🤖 AI Summary
Current vision-language-action (VLA) models exhibit substantial performance gaps relative to human capabilities in embodied multimodal reasoning and open-world, long-horizon manipulation.
Method: We propose EO-1—the first unified pretraining architecture enabling interleaved, joint modeling of visual, textual, and action modalities—and introduce EO-Data1.5M, a large-scale embodied robotics dataset. Our approach innovatively integrates autoregressive decoding with flow-matching denoising to achieve end-to-end joint modeling of images, text, video, and action sequences.

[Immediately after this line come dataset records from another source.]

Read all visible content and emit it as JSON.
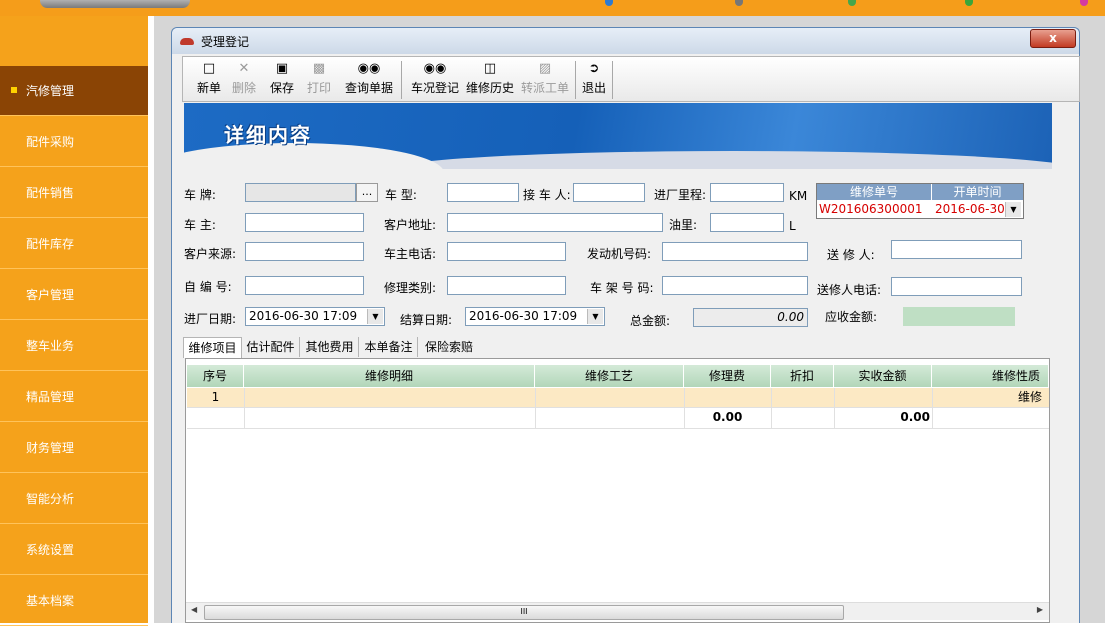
{
  "sidebar": {
    "items": [
      {
        "label": "汽修管理",
        "active": true
      },
      {
        "label": "配件采购"
      },
      {
        "label": "配件销售"
      },
      {
        "label": "配件库存"
      },
      {
        "label": "客户管理"
      },
      {
        "label": "整车业务"
      },
      {
        "label": "精品管理"
      },
      {
        "label": "财务管理"
      },
      {
        "label": "智能分析"
      },
      {
        "label": "系统设置"
      },
      {
        "label": "基本档案"
      }
    ]
  },
  "window": {
    "title": "受理登记",
    "close_label": "x"
  },
  "toolbar": {
    "new": "新单",
    "delete": "删除",
    "save": "保存",
    "print": "打印",
    "query": "查询单据",
    "inspect": "车况登记",
    "history": "维修历史",
    "transfer": "转派工单",
    "exit": "退出"
  },
  "banner": {
    "heading": "详细内容"
  },
  "form": {
    "plate_label": "车  牌:",
    "plate_value": "",
    "model_label": "车  型:",
    "model_value": "",
    "receiver_label": "接 车 人:",
    "receiver_value": "",
    "mileage_label": "进厂里程:",
    "mileage_value": "",
    "mileage_unit": "KM",
    "owner_label": "车  主:",
    "owner_value": "",
    "address_label": "客户地址:",
    "address_value": "",
    "fuel_label": "油里:",
    "fuel_value": "",
    "fuel_unit": "L",
    "source_label": "客户来源:",
    "source_value": "",
    "owner_phone_label": "车主电话:",
    "owner_phone_value": "",
    "engine_label": "发动机号码:",
    "engine_value": "",
    "sender_label": "送 修 人:",
    "sender_value": "",
    "self_no_label": "自 编 号:",
    "self_no_value": "",
    "repair_type_label": "修理类别:",
    "repair_type_value": "",
    "frame_label": "车 架 号 码:",
    "frame_value": "",
    "sender_phone_label": "送修人电话:",
    "sender_phone_value": "",
    "in_date_label": "进厂日期:",
    "in_date_value": "2016-06-30 17:09",
    "settle_date_label": "结算日期:",
    "settle_date_value": "2016-06-30 17:09",
    "total_label": "总金额:",
    "total_value": "0.00",
    "receivable_label": "应收金额:",
    "receivable_value": ""
  },
  "order": {
    "no_label": "维修单号",
    "no_value": "W201606300001",
    "time_label": "开单时间",
    "time_value": "2016-06-30"
  },
  "tabs": [
    "维修项目",
    "估计配件",
    "其他费用",
    "本单备注",
    "保险索赔"
  ],
  "grid": {
    "columns": [
      "序号",
      "维修明细",
      "维修工艺",
      "修理费",
      "折扣",
      "实收金额",
      "维修性质"
    ],
    "rows": [
      {
        "no": "1",
        "detail": "",
        "craft": "",
        "fee": "",
        "discount": "",
        "amount": "",
        "nature": "维修"
      }
    ],
    "totals": {
      "fee": "0.00",
      "amount": "0.00"
    },
    "scroll_grip": "III"
  },
  "colors": {
    "sidebar": "#f5a21b",
    "sidebar_active": "#8a4405",
    "banner": "#1560b8",
    "grid_header": "#b2d6b9",
    "row_highlight": "#fce9c4",
    "order_text": "#d60000"
  }
}
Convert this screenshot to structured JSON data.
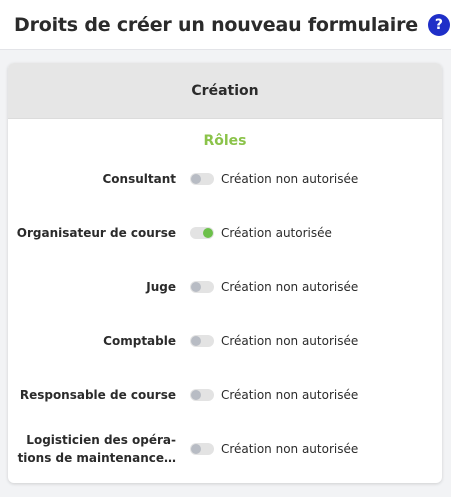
{
  "header": {
    "title": "Droits de créer un nouveau formulaire",
    "help_glyph": "?"
  },
  "card": {
    "title": "Création",
    "section_title": "Rôles"
  },
  "colors": {
    "accent_green": "#8bc34a",
    "toggle_on": "#6cc04a",
    "help_blue": "#1f2fc8"
  },
  "roles": [
    {
      "label": "Consultant",
      "enabled": false,
      "status": "Création non autorisée"
    },
    {
      "label": "Organisateur de course",
      "enabled": true,
      "status": "Création autorisée"
    },
    {
      "label": "Juge",
      "enabled": false,
      "status": "Création non autorisée"
    },
    {
      "label": "Comptable",
      "enabled": false,
      "status": "Création non autorisée"
    },
    {
      "label": "Responsable de course",
      "enabled": false,
      "status": "Création non autorisée"
    },
    {
      "label_line1": "Logisticien des opéra-",
      "label_line2": "tions de maintenance…",
      "enabled": false,
      "status": "Création non autorisée"
    }
  ]
}
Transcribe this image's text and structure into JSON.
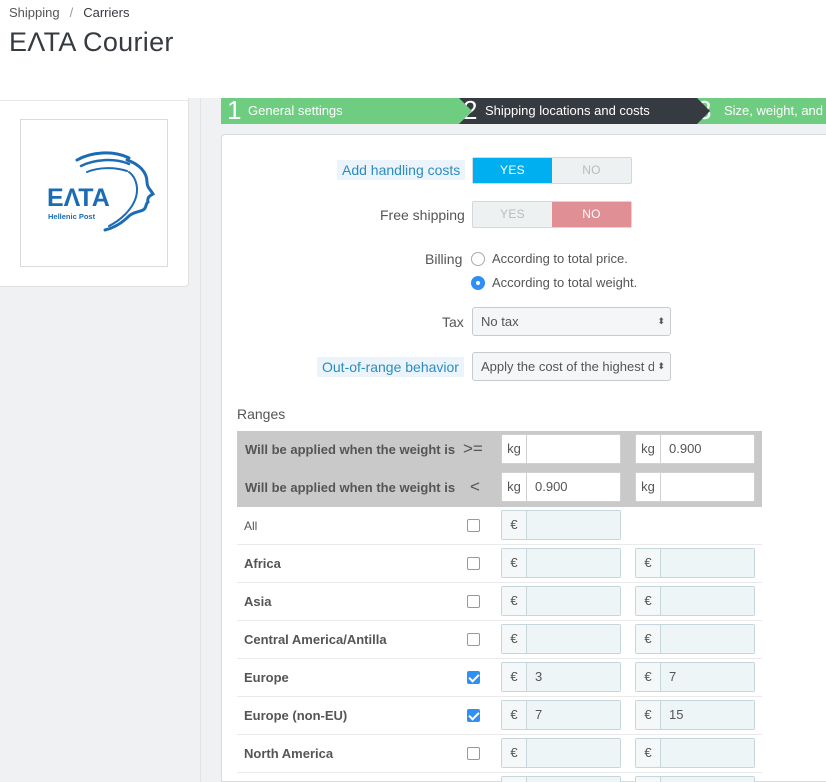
{
  "breadcrumb": {
    "parent": "Shipping",
    "separator": "/",
    "current": "Carriers"
  },
  "page_title": "ΕΛΤΑ Courier",
  "logo": {
    "brand": "ΕΛΤΑ",
    "subtitle": "Hellenic Post",
    "color": "#1b6cb5"
  },
  "wizard": {
    "steps": [
      {
        "num": "1",
        "label": "General settings"
      },
      {
        "num": "2",
        "label": "Shipping locations and costs"
      },
      {
        "num": "3",
        "label": "Size, weight, and"
      }
    ],
    "active_color": "#363a41",
    "done_color": "#6ecd80"
  },
  "form": {
    "handling": {
      "label": "Add handling costs",
      "yes": "YES",
      "no": "NO",
      "value": "YES"
    },
    "free_shipping": {
      "label": "Free shipping",
      "yes": "YES",
      "no": "NO",
      "value": "NO"
    },
    "billing": {
      "label": "Billing",
      "options": [
        "According to total price.",
        "According to total weight."
      ],
      "selected": "According to total weight."
    },
    "tax": {
      "label": "Tax",
      "value": "No tax",
      "caret": "⬍"
    },
    "out_of_range": {
      "label": "Out-of-range behavior",
      "value": "Apply the cost of the highest d",
      "caret": "⬍"
    }
  },
  "ranges": {
    "title": "Ranges",
    "header_rows": [
      {
        "label": "Will be applied when the weight is",
        "op": ">=",
        "unit": "kg",
        "values": [
          "",
          "0.900"
        ]
      },
      {
        "label": "Will be applied when the weight is",
        "op": "<",
        "unit": "kg",
        "values": [
          "0.900",
          ""
        ]
      }
    ],
    "currency": "€",
    "zones": [
      {
        "name": "All",
        "checked": false,
        "values": [
          ""
        ]
      },
      {
        "name": "Africa",
        "checked": false,
        "values": [
          "",
          ""
        ]
      },
      {
        "name": "Asia",
        "checked": false,
        "values": [
          "",
          ""
        ]
      },
      {
        "name": "Central America/Antilla",
        "checked": false,
        "values": [
          "",
          ""
        ]
      },
      {
        "name": "Europe",
        "checked": true,
        "values": [
          "3",
          "7"
        ]
      },
      {
        "name": "Europe (non-EU)",
        "checked": true,
        "values": [
          "7",
          "15"
        ]
      },
      {
        "name": "North America",
        "checked": false,
        "values": [
          "",
          ""
        ]
      }
    ]
  }
}
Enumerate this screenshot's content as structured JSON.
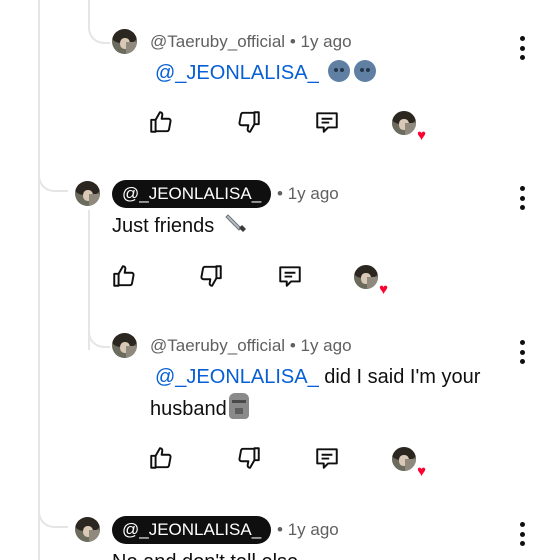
{
  "comments": [
    {
      "author": "@Taeruby_official",
      "time": "1y ago",
      "mention": "@_JEONLALISA_",
      "text_after": "",
      "emoji": "moon-face-emoji-x2"
    },
    {
      "author": "@_JEONLALISA_",
      "time": "1y ago",
      "text": "Just friends",
      "emoji": "knife-emoji"
    },
    {
      "author": "@Taeruby_official",
      "time": "1y ago",
      "mention": "@_JEONLALISA_",
      "text_line1": "did I said I'm your",
      "text_line2": "husband",
      "emoji": "moai-emoji"
    },
    {
      "author": "@_JEONLALISA_",
      "time": "1y ago",
      "text_partial": "No and don't tell else"
    }
  ],
  "separator": "•",
  "icons": {
    "like": "thumbs-up-icon",
    "dislike": "thumbs-down-icon",
    "reply": "reply-comment-icon",
    "creator_heart": "creator-heart-icon",
    "more": "more-vertical-icon"
  },
  "colors": {
    "mention": "#065fd4",
    "badge_bg": "#0f0f0f",
    "heart": "#ff0033",
    "meta": "#606060"
  }
}
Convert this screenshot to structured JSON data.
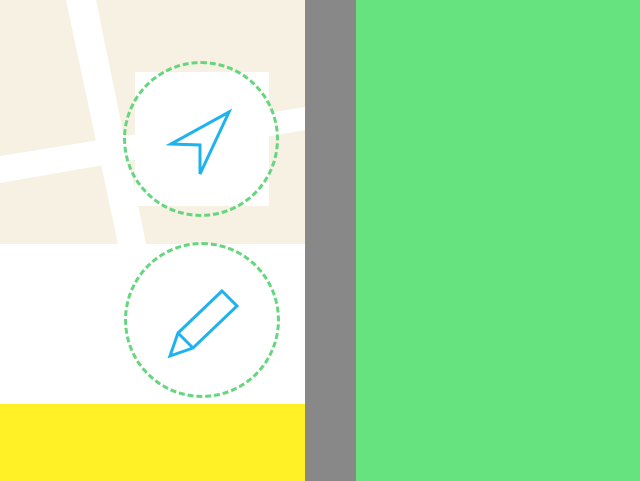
{
  "colors": {
    "map_background": "#f6f1e3",
    "road": "#ffffff",
    "panel_background": "#ffffff",
    "bottom_bar": "#fff125",
    "divider": "#888888",
    "right_panel": "#66e37e",
    "icon_stroke": "#1eb3ee",
    "ring_dashed": "#66d67e"
  },
  "icons": {
    "locate": "navigation-arrow-icon",
    "edit": "pencil-icon"
  }
}
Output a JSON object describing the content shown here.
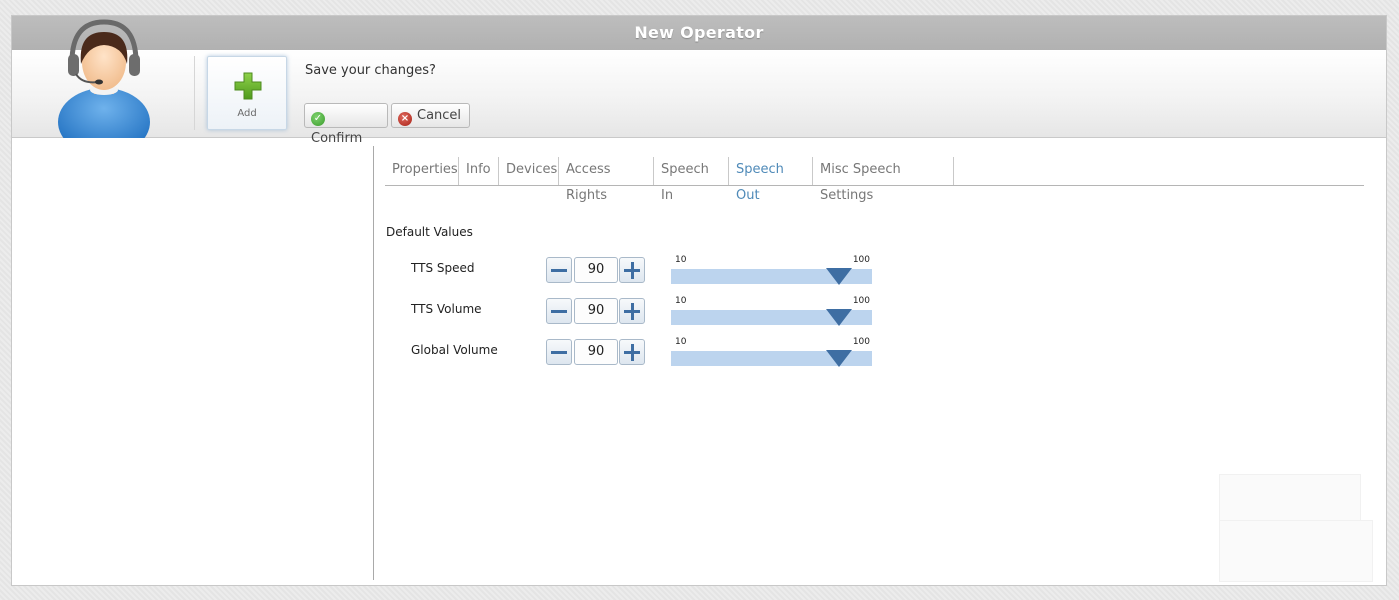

Contribution/Results: EO-1 demonstrates strong generalization across diverse real-world robotic platforms, successfully executing complex dexterous manipulation tasks. It achieves near-human performance in multimodal understanding, cross-modal alignment, and real-time action generation. By unifying heterogeneous modalities within a single scalable framework, EO-1 establishes a foundational paradigm for general-purpose embodied intelligence.
📝 Abstract
The human ability to seamlessly perform multimodal reasoning and physical interaction in the open world is a core goal for general-purpose embodied intelligent systems. Recent vision-language-action (VLA) models, which are co-trained on large-scale robot and visual-text data, have demonstrated notable progress in general robot control. However, they still fail to achieve human-level flexibility in interleaved reasoning and interaction. In this work, introduce EO-Robotics, consists of EO-1 model and EO-Data1.5M dataset. EO-1 is a unified embodied foundation model that achieves superior performance in multimodal embodied reasoning and robot control through interleaved vision-text-action pre-training. The development of EO-1 is based on two key pillars: (i) a unified architecture that processes multimodal inputs indiscriminately (image, text, video, and action), and (ii) a massive, high-quality multimodal embodied reasoning dataset, EO-Data1.5M, which contains over 1.5 million samples with emphasis on interleaved vision-text-action comprehension. EO-1 is trained through synergies between auto-regressive decoding and flow matching denoising on EO-Data1.5M, enabling seamless robot action generation and multimodal embodied reasoning. Extensive experiments demonstrate the effectiveness of interleaved vision-text-action learning for open-world understanding and generalization, validated through a variety of long-horizon, dexterous manipulation tasks across multiple embodiments. This paper details the architecture of EO-1, the data construction strategy of EO-Data1.5M, and the training methodology, offering valuable insights for developing advanced embodied foundation models.